A Year in Books/Day 66: Marcel Proust

  • Title: Marcel Proust A Life
  • Author: Jean-Yves Tadie (Translation by Euan Cameron)
  • Year Published: 1996/Translation Copyright: 2000 (Penguin Books)
  • Year Purchased: 2005
  • Source: Barnes & Noble clearance rack
  • About: This is one of the most complex, obsessively detailed and clear-eyed biographies I have ever read. Don’t let the hefty 779 pages deter you; it’s a smooth read and well worth your time.
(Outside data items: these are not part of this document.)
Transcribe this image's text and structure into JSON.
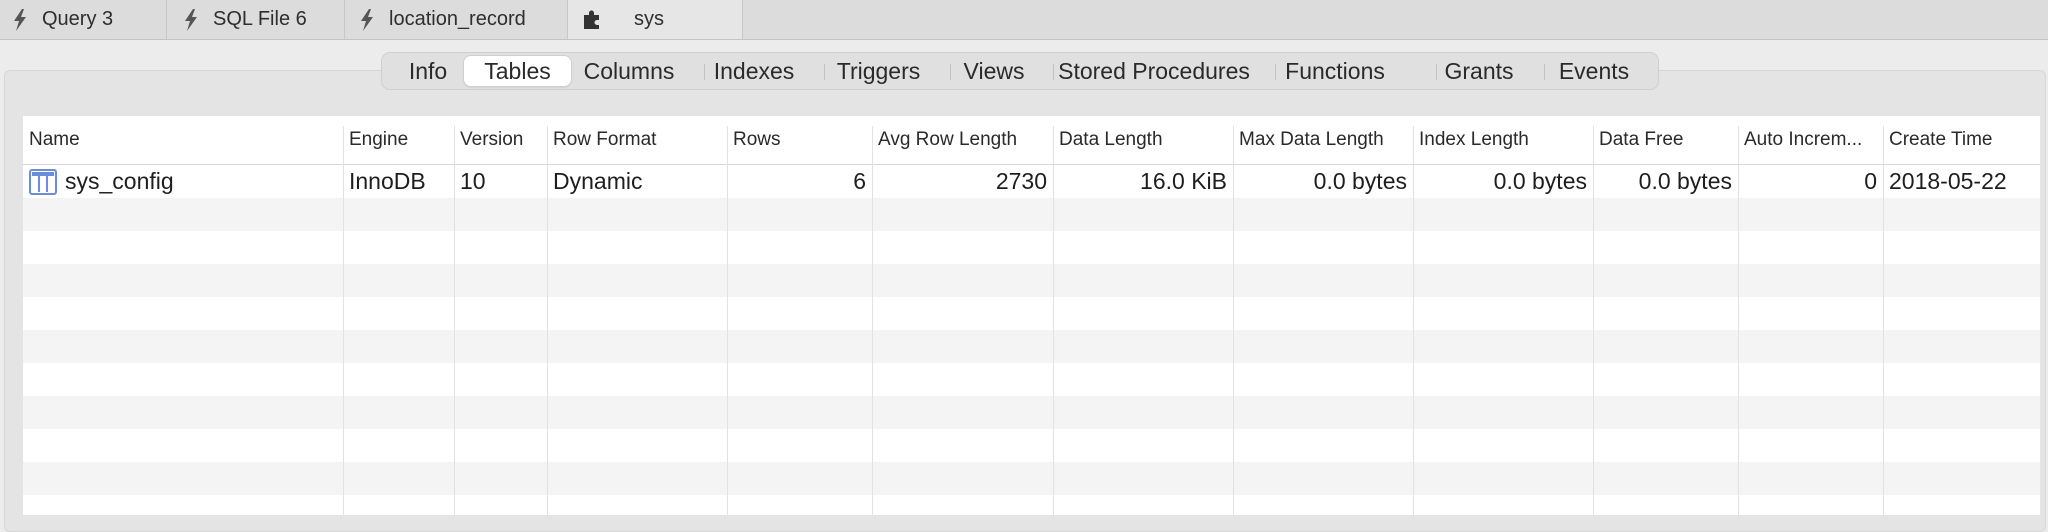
{
  "tabs": [
    {
      "label": "Query 3",
      "icon": "lightning-icon"
    },
    {
      "label": "SQL File 6",
      "icon": "lightning-icon"
    },
    {
      "label": "location_record",
      "icon": "lightning-icon"
    },
    {
      "label": "sys",
      "icon": "puzzle-icon"
    }
  ],
  "segments": [
    "Info",
    "Tables",
    "Columns",
    "Indexes",
    "Triggers",
    "Views",
    "Stored Procedures",
    "Functions",
    "Grants",
    "Events"
  ],
  "active_segment": "Tables",
  "columns": [
    "Name",
    "Engine",
    "Version",
    "Row Format",
    "Rows",
    "Avg Row Length",
    "Data Length",
    "Max Data Length",
    "Index Length",
    "Data Free",
    "Auto Increm...",
    "Create Time"
  ],
  "rows": [
    {
      "name": "sys_config",
      "engine": "InnoDB",
      "version": "10",
      "row_format": "Dynamic",
      "rows": "6",
      "avg_row_length": "2730",
      "data_length": "16.0 KiB",
      "max_data_length": "0.0 bytes",
      "index_length": "0.0 bytes",
      "data_free": "0.0 bytes",
      "auto_increment": "0",
      "create_time": "2018-05-22"
    }
  ],
  "colors": {
    "accent_icon": "#6b8fd6",
    "row_alt": "#f3f4f3",
    "tab_bg": "#dcdcdc"
  }
}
  • Motivation: Proust fascinates me like few others. I first came across his name as a teenager, when I discovered that I share a birthday with the great writer. That was all it took for me to decide to find out more about the Frenchman (yes, I’m that kind of self-absorbed). Fortunately, I never looked back; my life is infinitely richer for that decision. He is one of my favourite authors. I ended up reading this biography in 2006 whilst on a cruise. This is definitely my idea of vacation reading!
  • Times Read: 1
  • Random Excerpt/Page 577: “This explains why, shortly after 24 December, Proust asked Louis de Robert if he would take his book to Ollendorff, pointing out that he would offer to have it published at his own expense; the choice of this publisher, whose list consisted mainly of books on nature study, was scarcely a fortunate one; his response was to become famous.”